No sooner had she spoken than I understood. Feeling quite sick, I realized this was not St Teresa after all but the corpse of an old woman. I had been about to touch a corpse. Almost. Saved just in time, when the old woman’s granddaughters unexpectedly arrived.

The very idea that I had almost touched a corpse made me go weak at the knees. I struggled to the nearest pew where I slumped down, feeling faint, and barely conscious. My heart was beating in all the wrong places: in my wrists, head and knees, as well as in my breast.

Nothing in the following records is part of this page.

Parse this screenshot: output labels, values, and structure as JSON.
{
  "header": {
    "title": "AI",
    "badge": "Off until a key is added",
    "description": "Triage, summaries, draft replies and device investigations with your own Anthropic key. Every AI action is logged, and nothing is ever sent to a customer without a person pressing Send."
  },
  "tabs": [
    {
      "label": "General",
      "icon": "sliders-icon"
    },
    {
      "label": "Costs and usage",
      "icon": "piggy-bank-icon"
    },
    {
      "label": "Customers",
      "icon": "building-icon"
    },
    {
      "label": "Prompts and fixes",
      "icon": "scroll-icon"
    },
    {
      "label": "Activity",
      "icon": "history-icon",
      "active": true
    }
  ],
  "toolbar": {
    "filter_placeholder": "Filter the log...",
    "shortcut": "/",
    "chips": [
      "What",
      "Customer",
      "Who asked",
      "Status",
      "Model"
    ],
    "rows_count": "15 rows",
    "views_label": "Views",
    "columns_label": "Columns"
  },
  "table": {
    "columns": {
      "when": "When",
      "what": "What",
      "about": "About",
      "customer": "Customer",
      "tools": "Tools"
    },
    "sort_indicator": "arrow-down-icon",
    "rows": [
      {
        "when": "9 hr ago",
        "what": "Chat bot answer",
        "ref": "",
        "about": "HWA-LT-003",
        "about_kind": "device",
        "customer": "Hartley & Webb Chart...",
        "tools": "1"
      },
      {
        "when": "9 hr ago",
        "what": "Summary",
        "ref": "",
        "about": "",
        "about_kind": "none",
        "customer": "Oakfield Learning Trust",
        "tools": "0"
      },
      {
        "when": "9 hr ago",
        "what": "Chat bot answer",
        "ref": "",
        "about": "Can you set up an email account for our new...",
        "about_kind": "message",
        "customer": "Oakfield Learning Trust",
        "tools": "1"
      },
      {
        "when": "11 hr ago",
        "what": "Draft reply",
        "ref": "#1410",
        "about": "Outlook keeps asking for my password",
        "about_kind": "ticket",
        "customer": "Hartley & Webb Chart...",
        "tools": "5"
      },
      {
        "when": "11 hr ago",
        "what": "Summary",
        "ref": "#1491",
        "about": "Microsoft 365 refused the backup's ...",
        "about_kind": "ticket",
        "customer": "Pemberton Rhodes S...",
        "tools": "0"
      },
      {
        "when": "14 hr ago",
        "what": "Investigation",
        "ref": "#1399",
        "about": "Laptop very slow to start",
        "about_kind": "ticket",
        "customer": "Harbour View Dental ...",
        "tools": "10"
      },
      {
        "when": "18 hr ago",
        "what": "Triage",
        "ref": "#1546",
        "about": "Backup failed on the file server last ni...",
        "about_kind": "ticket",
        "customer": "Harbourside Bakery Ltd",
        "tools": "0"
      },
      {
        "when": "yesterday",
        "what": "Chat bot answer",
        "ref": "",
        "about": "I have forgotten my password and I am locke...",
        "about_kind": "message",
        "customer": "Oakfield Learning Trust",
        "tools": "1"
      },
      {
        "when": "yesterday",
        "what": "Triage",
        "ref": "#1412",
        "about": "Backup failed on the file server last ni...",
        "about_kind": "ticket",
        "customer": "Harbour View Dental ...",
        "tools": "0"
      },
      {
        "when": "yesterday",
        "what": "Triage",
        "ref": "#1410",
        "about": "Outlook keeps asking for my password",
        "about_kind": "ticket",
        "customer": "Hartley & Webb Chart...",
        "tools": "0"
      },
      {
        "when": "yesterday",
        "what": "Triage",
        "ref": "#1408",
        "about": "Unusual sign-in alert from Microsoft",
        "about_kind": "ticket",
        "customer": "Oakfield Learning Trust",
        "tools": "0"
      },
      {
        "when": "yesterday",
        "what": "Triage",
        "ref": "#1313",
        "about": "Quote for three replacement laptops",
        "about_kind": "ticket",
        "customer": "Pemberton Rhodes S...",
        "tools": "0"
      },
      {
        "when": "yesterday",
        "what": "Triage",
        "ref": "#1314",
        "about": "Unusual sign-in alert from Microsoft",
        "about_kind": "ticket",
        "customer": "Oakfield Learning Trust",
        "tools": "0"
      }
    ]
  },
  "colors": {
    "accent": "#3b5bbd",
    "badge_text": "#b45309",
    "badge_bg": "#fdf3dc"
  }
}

I could sense the pallor of my lips beneath my lipstick. Nor could I understand all this panic simply because I had almost touched a corpse — since death is part of life. Without death, life is incomprehensible, yet I had almost fainted upon touching what was also mine. I felt I had to get out of that church but could not stand. At last, after forcing myself, I struggled to my feet and staring straight ahead of me, I made for the door.

How can I explain what I saw outside? Already feeling dazed, I felt even more dazed as I walked out into the bright sunshine and bustling atmosphere with cars rushing past and everyone alive, so alive — only the old woman was dead although I myself had almost died after inhaling the perfume of those red flowers covering the feet of death.